Texas state courts have held that an individual’s conduct will not be considered outrageous for the purposes of an intentional infliction of emotional distress claim “if he does no more than insist upon his legal rights in a permissible way.”
Wieler v. United Sav. Ass’n,
887 S.W.2d 155, 159 (Tex.App.—Texarkana 1994, writ requested);
see also
Restatement (Second) of Torts § 46, emt. g. Accordingly, we held in
Baker v. Farmers Electrical Co-op, Inc.,
34 F.3d 274 (5th Cir. 1994), that if a CBA could be interpreted to give an employer the right to engage in conduct that is the subject of an intentional infliction of emotional distress claim, an interpretation of the rights granted by the CBA is necessary to the resolution of the state-law claim.
See id.
(holding that interpretation of reassignment provisions of CBA was “inextricably intertwined with resolution of the question whether [reassignment] was extreme and outrageous”).

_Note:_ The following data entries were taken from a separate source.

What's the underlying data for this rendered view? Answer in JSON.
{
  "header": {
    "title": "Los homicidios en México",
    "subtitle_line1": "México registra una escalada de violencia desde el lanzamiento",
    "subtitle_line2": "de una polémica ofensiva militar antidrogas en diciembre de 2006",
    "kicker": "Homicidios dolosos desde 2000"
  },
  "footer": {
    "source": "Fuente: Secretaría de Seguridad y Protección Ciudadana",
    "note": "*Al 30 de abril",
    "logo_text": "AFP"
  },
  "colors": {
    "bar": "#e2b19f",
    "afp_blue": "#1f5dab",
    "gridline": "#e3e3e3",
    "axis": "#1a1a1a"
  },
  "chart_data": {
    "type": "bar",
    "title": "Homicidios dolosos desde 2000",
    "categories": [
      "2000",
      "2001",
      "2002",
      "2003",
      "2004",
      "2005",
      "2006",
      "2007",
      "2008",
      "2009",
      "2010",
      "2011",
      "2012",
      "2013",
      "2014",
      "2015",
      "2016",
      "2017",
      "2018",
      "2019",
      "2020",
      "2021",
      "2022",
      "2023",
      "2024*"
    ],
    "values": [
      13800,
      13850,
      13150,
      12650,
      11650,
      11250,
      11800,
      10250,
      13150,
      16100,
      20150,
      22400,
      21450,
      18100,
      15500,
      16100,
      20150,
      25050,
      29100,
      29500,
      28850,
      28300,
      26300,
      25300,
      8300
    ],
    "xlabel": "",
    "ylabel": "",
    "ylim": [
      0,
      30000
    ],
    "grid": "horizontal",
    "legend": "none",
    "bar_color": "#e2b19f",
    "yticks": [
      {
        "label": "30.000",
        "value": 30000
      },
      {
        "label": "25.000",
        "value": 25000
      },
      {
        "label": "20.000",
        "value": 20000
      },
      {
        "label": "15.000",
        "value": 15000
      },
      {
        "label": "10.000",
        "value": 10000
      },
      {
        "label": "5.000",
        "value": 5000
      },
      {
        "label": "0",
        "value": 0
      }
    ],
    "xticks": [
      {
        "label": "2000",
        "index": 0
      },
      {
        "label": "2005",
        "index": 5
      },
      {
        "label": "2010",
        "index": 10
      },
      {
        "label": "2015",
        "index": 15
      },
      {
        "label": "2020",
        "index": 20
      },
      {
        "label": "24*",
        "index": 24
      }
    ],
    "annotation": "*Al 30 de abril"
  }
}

Hirras’ claim is easily distinguishable from that in
Baker.
In
Baker,
we noted that Baker did not allege any “instances of harassment, discrimination, physical abuse, or other conduct which would provide grounds for an emotional distress claim.”
Baker,
34 F.3d at 280. We concluded that: “The terms of the CBA are relevant to this issue, because the CBA expressly grants management rights over the business of Farmers and its employees which could be interpreted to include the right to reassign an employee’s duties.”
Id.
Baker’s counsel even conceded at oral argument that reference to the CBA was necessary to the resolution of Baker’s intentional infliction of emotional distress claim.
Id.
at 280 n. 5.
In contrast, Hirras
does
make claims of harassment. (R. on Appeal at 552.) Unlike Baker, Hirras contends that the terms of the CBA are irrelevant to her state-law claim. (Appellant’s Br. on Remand at 12.) We agree.
The terms of the CBA at issue in
this case are not relevant to the resolution of Hirras’ claim because the CBA contains no provision related to sexual harassment,
much less any provision that could be interpreted to give Amtrak the right to accommodate sexual harassment or Hirras the right to work in a non-hostile environment.

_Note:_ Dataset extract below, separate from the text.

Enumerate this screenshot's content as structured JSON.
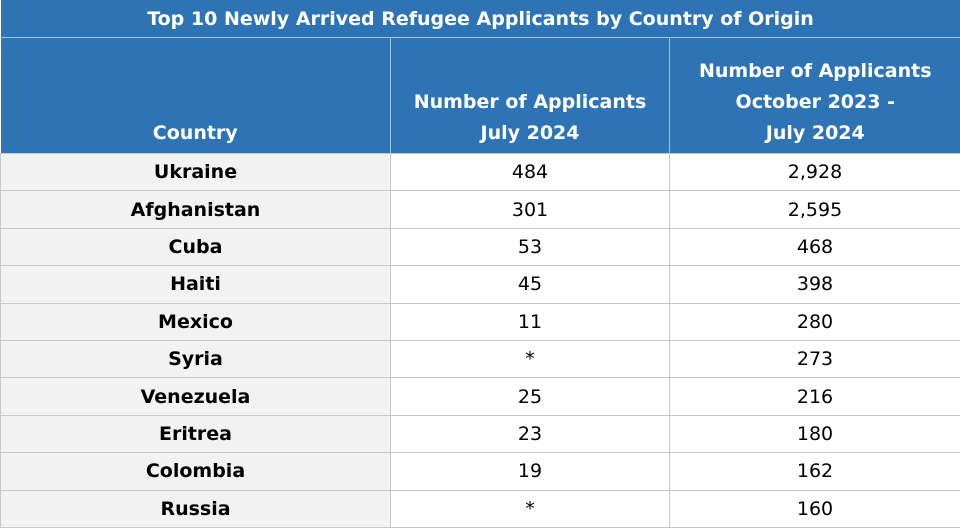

Hir-ras’ intentional infliction of emotional distress claim does not depend on an interpretation of the CBA, and thus is independent of the CBA.
In similar cases, the Supreme Court has held that claims based on emotional injury are not preempted by federal labor laws. In
Atchison, Topeka & Santa Fe Ry. Co. v. Buell,
480 U.S. 557, 107 S.Ct. 1410, 94 L.Ed.2d 563 (1987), the Court held that a railroad employee’s claim under the Federal Employers’ Liability Act (“FELA”)
that he had experienced “emotional suffering” from his employer’s “failure ‘to provide [him] with a safe place to work, including, but not limited to, having fellow employees harass, threaten, [and] intimidate [him]’ ” was not preempted by the RLA.
Id.
at 559, 107 S.Ct. at 1412.
In
Farmer v. United Brotherhood of Carpenters, Local 25,
430 U.S. 290, 97 S.Ct. 1056, 51 L.Ed.2d 338 (1977), the Court held that a state-law claim of intentional infliction of emotional distress was not preempted by federal labor law because “the State has a substantial interest in regulation of the conduct at issue and the State’s interest is one that does not threaten undue interference with the federal regulatory scheme.”
Id.
at 302, 97 S.Ct. at 1064 (“With respect to [plaintiffs] claims of intentional infliction of
emotional distress, we cannot conclude that Congress intended exclusive jurisdiction to lie in the Board.”).
Hirras’ state-law claim of intentional infliction of emotional distress is independent of the CBA because its resolution does not require an interpretation of the CBA. Therefore, we hold that this claim is not preempted by the KLA’s arbitration provisions.
III
Second, Hirras argues that the Supreme Court’s decision in
Hawaiian Airlines v. Norris
supports her contention that her Title VII claim is not preempted by the mandatory arbitration provisions of the RLA. Because Amtrak has waived its contention that this claim must be arbitrated, we also reverse the .district court’s dismissal of Hirras’ Title VII claim.
IV
For the foregoing reasons, we REVERSE and REMAND to the district court for consideration of Hirras’ intentional infliction of emotional distress and Title VII claims.